In a food processor, pulse the cookies until powdery. Add 2 T cocoa; pulse again. Stir in 1 stick melted butter. Press into bottom of 9x13” dish (no need to grease), using the inside of a butter stick wrapper.
Melt remaining butter over a double boiler. Stir in the sugar and remaining cocoa. Cool slightly. Stir in the peppermint extract. Add the eggs and stir until shiny. Add the flour and fully incorporate.
Pour over the cookie layer. Bake at 350F for 15-20 minutes, or until a toothpick inserted into the brownie layer comes out with wet crumbs (it may seem too wet, but don't worry).
Immediately cover the top with the chocolate. Wait a few minutes, then spread the chocolate into a smooth layer. Sprinkle the candy canes over and gently press into chocolate. Cool slightly before cutting.

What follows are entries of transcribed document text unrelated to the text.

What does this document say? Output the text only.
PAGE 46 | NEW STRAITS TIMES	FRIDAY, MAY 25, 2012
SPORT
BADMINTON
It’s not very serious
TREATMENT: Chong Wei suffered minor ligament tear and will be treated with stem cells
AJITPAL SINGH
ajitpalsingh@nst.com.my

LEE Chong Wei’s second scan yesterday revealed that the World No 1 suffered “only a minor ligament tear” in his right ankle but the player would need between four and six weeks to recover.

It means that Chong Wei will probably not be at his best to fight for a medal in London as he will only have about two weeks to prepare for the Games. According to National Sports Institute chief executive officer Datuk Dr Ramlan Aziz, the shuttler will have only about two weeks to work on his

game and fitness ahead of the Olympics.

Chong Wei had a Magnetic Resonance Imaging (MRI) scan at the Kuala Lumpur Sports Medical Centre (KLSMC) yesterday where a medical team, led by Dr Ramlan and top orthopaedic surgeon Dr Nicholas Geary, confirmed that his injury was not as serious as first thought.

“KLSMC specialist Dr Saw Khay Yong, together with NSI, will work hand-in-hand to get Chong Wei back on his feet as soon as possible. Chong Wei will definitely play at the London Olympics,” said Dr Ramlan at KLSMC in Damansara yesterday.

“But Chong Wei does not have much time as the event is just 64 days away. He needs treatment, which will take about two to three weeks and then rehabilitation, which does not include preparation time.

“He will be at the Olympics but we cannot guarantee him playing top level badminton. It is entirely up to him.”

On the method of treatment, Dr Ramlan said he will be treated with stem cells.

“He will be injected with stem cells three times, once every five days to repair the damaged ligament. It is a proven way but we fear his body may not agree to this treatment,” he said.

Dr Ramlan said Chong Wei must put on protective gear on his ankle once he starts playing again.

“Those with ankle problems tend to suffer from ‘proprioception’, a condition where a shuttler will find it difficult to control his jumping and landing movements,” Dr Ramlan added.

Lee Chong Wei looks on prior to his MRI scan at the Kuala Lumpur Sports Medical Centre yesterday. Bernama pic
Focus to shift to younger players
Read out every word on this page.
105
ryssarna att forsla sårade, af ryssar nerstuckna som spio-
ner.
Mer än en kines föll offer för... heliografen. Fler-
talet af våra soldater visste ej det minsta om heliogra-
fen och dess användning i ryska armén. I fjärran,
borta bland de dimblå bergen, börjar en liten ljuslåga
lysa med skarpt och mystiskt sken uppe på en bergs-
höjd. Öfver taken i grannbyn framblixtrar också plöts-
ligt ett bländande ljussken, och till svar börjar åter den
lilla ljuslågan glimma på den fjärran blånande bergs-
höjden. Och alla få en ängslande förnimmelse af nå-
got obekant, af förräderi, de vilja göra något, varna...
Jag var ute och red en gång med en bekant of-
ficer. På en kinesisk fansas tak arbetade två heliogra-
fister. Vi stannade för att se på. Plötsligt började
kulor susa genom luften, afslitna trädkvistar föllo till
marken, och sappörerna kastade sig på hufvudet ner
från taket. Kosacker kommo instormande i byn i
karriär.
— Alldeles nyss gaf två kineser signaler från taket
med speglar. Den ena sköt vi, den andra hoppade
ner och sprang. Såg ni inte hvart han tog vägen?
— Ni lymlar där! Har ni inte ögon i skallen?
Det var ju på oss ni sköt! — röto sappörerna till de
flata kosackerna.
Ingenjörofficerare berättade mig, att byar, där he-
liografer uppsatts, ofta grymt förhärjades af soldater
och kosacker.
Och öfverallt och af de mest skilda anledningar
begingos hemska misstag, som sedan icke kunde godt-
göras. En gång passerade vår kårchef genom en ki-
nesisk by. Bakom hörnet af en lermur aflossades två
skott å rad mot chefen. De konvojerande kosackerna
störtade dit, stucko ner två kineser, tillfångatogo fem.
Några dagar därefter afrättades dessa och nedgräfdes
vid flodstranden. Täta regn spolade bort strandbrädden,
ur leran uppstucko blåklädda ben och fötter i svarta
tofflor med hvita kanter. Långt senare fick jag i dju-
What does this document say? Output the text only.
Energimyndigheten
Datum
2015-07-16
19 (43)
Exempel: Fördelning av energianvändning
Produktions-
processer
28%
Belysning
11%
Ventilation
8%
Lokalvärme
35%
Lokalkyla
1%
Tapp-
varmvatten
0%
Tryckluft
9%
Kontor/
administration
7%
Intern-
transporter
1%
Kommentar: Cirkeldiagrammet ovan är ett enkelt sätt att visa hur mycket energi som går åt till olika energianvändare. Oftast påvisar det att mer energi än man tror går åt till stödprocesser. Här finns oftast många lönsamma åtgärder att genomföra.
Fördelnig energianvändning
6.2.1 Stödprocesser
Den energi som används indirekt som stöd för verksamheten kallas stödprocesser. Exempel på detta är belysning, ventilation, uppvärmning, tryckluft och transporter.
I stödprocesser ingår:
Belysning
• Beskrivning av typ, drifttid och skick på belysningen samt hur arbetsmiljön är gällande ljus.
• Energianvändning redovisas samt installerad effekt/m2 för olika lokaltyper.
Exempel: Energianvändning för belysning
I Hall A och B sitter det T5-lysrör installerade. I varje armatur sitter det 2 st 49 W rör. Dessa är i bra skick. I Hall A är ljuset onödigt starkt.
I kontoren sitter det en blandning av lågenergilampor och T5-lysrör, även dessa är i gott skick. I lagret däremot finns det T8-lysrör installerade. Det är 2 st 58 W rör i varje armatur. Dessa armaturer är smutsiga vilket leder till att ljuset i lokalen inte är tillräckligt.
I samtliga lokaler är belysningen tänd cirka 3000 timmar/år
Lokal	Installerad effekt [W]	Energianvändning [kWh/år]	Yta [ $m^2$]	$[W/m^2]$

If the cookie crust feels really wet and/or there’s not enough to cover the base of the pan, pulse a few more cookies in the food processor, add the dough in the pan back into the food processor, and pulse to combine.
If you're lazy and/or pressed for time: ignore the cookie crust and chocolate/peppermint on top. Crumble the Oreos with your fingers, and stir them into the brownie batter with chocolate chips and peppermint bits. Bake per usual!